Catedral vieja - Lleida |
La preparación del mismo, me
produce más placer, me divierte mas, casi, que el mismo viaje.
El viaje a Lleida (los viajes), no es un
viaje que hay que preparar, es un viaje repetido, y no por eso, no deseado.
La nueva situación personal,
me lleva a usar menos el vehículo privado y empezar a conocer el transporte público,
cosa que por otro lado, ya venia haciendo en menor medida desde hace algún
tiempo.
El tren EUROMED es la opción elegida. Este no tiene ni comparación con el TRAM - Denia-Alicante. En un tiempo de dos horas, nos sitúa en la romana Tarraco.

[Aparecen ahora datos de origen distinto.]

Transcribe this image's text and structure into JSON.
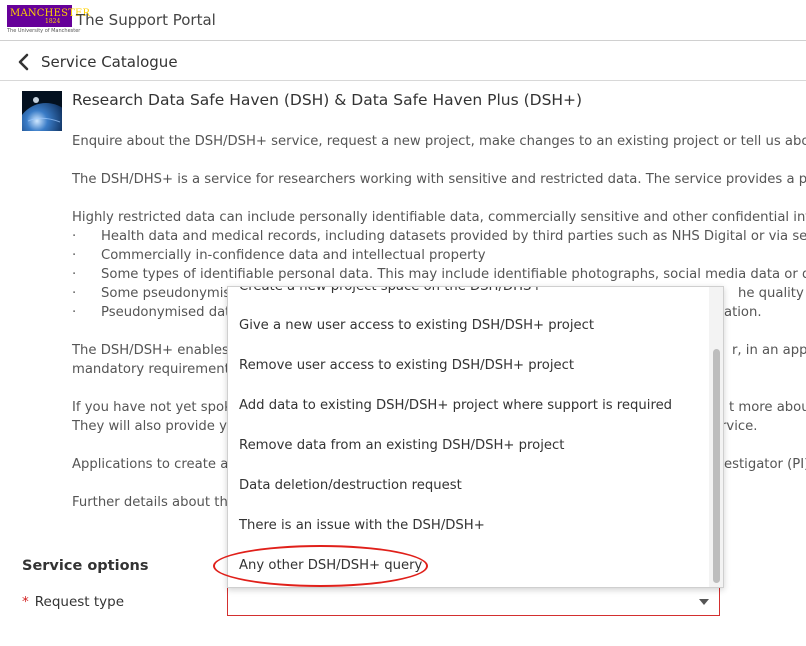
{
  "header": {
    "logo_word": "MANCHESTER",
    "logo_year": "1824",
    "logo_sub": "The University of Manchester",
    "portal_title": "The Support Portal"
  },
  "subbar": {
    "title": "Service Catalogue"
  },
  "item": {
    "title": "Research Data Safe Haven (DSH) & Data Safe Haven Plus (DSH+)",
    "paragraphs": [
      "Enquire about the DSH/DSH+ service, request a new project, make changes to an existing project or tell us about",
      "The DSH/DHS+ is a service for researchers working with sensitive and restricted data. The service provides a platf",
      "Highly restricted data can include personally identifiable data, commercially sensitive and other confidential infor"
    ],
    "bullet_char": "·",
    "bullets": [
      "Health data and medical records, including datasets provided by third parties such as NHS Digital or via secti",
      "Commercially in-confidence data and intellectual property",
      "Some types of identifiable personal data. This may include identifiable photographs, social media data or qua",
      "Some pseudonymis",
      "Pseudonymised dat"
    ],
    "bullet_tails": [
      "he quality of",
      "ation."
    ],
    "para4_line1": "The DSH/DSH+ enables",
    "para4_line1_tail": "r, in an appro",
    "para4_line2": "mandatory requirement",
    "para5_line1": "If you have not yet spok",
    "para5_line1_tail": "t more about",
    "para5_line2": "They will also provide yo",
    "para5_line2_tail": "rvice.",
    "para6": "Applications to create a",
    "para6_tail": "estigator (PI) o",
    "para7": "Further details about th"
  },
  "service_options": {
    "title": "Service options",
    "request_type_label": "Request type",
    "required_marker": "*",
    "selected_value": "",
    "options": [
      "Create a new project space on the DSH/DHS+",
      "Give a new user access to existing DSH/DSH+ project",
      "Remove user access to existing DSH/DSH+ project",
      "Add data to existing DSH/DSH+ project where support is required",
      "Remove data from an existing DSH/DSH+ project",
      "Data deletion/destruction request",
      "There is an issue with the DSH/DSH+",
      "Any other DSH/DSH+ query"
    ]
  },
  "colors": {
    "brand_purple": "#660099",
    "brand_gold": "#ffd200",
    "required_red": "#d21f1f",
    "annotation_red": "#e0201a"
  },
  "icons": [
    "back-chevron-icon",
    "dropdown-chevron-icon"
  ]
}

La ciudad, declarada Patrimonio de la
Humanidad por la UNESCO, esta situada
sobre un montículo que se levanta como un balcón-atalaya mirando al azul
intenso del Mediterráneo. En la parte más alta destaca, como un faro de luz
dorada, la torre del Pretorio Romano. Desde allí, observando el mar y los modernos navíos de carga, que en su
puerto descargan, la estatua de Caesar Augusto.
El
recorrido por las ruinas de la antigua Tarraco, hace intuir que fue una ciudad
importante.
Durante
el recorrido por la ciudad actual, se observa que, en las fachadas, es muy
común la piedra labrada, y que algunas de ellas son de considerables
dimensiones. Supongo que hasta que el conjunto de obras antiguas no fue
protegido, o cuando fue declarado Patrimonio de la Humanidad, dichos monumentos
constituyeron una fuente de materiales para la construcción de la nueva
Tarragona.
¿A
donde quiero ir a parar?.
Lo
que quiero expresar, es que, aunque la vida la contabilizamos en años, meses,
días, horas, minutos y segundos, no es más cierto que esas fracciones de tiempo
no son nada frente al tiempo y edad del universo. No somos nada, cuando comparamos
nuestras míseras medidas, con el tiempo universal.
Por
eso, somos una ínfima parte de un soplo en un vendaval.
Las civilizaciones se han sucedido, y unas se han ido
alimentando de las otras. Tarragona me hizo pensar que, con las piedras que los
romanos construyeron el anfiteatro, otros construyeron monumentos y edificios,
creando las ruinas, a las que ahora otros les prestan protección.
Tarragona,
pues, las ruinas y los edificios actuales, levantados con piedras de esas
ruinas, me han convencido, que el tiempo, nuestra medida del tiempo, no puede
servirnos para vivir.
Hay
que mirar nuestra vida como ese ínfimo soplo, y valorarla de ese modo.
Con esa visión apreciaremos cada momento de nuestra
existencia y la de los demás.
Es
tan corto nuestro tiempo que no podemos dedicarlos a realizar acciones
superfluas.
La
vida debe ser intensa y transmitir intensidad.
Si
nuestro legado esta construido con las medidas universales, las generaciones
venideras no tendrán necesidad de proteger nuestras ruinas, porque no
existirán, no habrá sido necesario seleccionar porque todo será aprovechable.